Human enterovirus infections are mostly asymptomatic and occasionally could be severe and life-threatening. The conserved non-structural 2C from enteroviruses protein is a promising target in antiviral therapies against human enteroviruses. Understanding of 2C-drug interactions is crucial for developing the potential antiviral agents. While functions of enterovirus 2C proteins have been widely studied, three-dimensional structure information of 2C is limited. In this study, the structures of 2C proteins from 20 enteroviruses were simulated and reconstructed using programs.

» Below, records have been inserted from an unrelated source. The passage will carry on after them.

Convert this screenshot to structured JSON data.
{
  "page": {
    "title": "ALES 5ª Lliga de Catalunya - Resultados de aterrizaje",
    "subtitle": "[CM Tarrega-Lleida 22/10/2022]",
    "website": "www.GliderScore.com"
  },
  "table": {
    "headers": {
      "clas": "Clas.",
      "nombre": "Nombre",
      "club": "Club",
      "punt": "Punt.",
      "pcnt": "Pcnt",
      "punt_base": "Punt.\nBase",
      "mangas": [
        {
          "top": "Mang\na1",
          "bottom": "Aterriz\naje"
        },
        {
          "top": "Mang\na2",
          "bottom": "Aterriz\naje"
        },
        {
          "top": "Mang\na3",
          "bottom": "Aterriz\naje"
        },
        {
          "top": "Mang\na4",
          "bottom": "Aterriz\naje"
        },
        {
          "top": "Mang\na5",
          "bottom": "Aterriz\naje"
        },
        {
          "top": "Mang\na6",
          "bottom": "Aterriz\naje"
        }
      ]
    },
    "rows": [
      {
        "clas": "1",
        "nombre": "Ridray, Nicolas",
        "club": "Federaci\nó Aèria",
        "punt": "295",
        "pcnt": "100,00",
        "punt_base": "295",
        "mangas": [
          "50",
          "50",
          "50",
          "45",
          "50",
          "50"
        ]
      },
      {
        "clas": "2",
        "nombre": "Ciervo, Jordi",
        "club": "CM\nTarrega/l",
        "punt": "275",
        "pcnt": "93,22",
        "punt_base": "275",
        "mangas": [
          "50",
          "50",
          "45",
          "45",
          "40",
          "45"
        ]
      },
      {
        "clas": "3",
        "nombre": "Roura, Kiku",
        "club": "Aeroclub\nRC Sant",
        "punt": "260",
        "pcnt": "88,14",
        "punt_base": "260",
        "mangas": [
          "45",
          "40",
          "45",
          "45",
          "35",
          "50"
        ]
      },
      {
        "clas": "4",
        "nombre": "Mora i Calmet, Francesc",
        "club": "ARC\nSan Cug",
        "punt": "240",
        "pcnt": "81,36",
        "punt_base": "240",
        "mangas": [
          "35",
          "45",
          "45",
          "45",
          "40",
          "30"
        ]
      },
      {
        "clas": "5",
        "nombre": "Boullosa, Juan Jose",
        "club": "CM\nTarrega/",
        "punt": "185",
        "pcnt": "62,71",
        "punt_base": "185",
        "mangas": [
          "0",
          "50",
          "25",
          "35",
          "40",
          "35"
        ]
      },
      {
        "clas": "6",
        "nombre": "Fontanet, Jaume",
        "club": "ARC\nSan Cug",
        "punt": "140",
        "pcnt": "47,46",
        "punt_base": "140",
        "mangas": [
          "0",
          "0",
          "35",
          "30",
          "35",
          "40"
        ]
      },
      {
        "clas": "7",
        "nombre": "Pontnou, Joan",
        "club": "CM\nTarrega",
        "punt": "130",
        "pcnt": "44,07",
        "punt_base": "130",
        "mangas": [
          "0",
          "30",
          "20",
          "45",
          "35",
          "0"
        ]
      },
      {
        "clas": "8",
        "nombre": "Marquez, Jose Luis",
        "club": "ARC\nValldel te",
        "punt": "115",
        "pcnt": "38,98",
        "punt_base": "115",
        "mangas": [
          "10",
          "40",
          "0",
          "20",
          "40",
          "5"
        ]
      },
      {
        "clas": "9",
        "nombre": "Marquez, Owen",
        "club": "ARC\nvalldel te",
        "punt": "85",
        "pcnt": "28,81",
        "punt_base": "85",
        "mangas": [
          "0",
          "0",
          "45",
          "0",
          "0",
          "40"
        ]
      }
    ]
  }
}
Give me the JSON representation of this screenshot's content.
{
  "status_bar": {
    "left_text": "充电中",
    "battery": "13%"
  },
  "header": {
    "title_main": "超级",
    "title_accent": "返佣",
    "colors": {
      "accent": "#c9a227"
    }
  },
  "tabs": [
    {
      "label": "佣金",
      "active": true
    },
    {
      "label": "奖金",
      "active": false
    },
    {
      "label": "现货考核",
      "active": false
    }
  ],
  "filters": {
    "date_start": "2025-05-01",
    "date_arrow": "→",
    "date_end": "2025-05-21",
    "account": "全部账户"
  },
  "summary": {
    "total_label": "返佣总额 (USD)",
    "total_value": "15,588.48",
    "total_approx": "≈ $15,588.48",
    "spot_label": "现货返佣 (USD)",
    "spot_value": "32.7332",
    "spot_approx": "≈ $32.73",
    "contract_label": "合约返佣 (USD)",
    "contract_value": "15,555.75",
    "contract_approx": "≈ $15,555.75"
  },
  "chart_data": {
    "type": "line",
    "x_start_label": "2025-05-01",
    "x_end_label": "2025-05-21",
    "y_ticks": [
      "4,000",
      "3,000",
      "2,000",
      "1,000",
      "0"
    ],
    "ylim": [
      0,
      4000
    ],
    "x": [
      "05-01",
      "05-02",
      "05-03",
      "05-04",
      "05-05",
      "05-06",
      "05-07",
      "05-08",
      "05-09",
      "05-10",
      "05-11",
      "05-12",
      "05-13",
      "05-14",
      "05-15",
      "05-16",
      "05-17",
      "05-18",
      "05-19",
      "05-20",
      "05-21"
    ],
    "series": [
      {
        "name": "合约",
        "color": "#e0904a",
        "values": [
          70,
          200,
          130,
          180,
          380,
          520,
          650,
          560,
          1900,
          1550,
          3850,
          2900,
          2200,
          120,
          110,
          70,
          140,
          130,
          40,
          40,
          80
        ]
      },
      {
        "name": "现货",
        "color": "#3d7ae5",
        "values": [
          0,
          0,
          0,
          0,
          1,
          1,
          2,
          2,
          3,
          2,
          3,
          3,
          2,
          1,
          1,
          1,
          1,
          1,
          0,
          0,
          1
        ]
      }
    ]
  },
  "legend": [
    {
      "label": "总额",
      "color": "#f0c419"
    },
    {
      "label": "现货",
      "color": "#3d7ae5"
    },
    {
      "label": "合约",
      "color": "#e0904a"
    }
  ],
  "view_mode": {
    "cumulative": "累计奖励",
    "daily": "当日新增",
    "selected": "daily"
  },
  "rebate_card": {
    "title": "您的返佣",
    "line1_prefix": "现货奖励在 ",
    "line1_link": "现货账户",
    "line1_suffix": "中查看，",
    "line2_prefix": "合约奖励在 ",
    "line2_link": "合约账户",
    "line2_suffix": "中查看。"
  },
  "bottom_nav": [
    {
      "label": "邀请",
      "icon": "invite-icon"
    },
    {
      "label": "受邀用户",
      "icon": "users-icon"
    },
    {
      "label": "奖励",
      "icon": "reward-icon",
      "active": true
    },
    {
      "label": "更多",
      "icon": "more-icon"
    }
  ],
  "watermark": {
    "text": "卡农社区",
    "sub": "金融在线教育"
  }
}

Subsequent docking studies of the known 22 antiviral inhibitors for 2C proteins were performed to uncover the inhibitor-binding characteristics of 2C. Among the potential inhibitors, the compound hydantoin exhibited the highest broad-spectrum antiviral activities with binding to 2C protein. The anti-enteroviral activity of GuaHCL, compound 19b, R523062, compound 12a, compound 12b, quinoline analogs 12a, compound 19d, N-benzyladenosine, dibucaine derivatives 6i, TBZE-029, fluoxetine analogs 2b, dibucaine, 2-(α-hydroxybenzyl)-benzimidazole (HBB), metrifudil, pirlindole, MRL-1237, quinoline analogs 10a, zuclopenthixol, fluoxetine, fluoxetine HCl, and quinoline analogs 12c showed a trend of gradual decrease. In addition, the free energy with 22 compounds binding to EV 2C ranged from -0.35 to -88.18 kcal/mol. Our studies will provide important information for the development of pan-enterovirus antiviral agents based on 2C.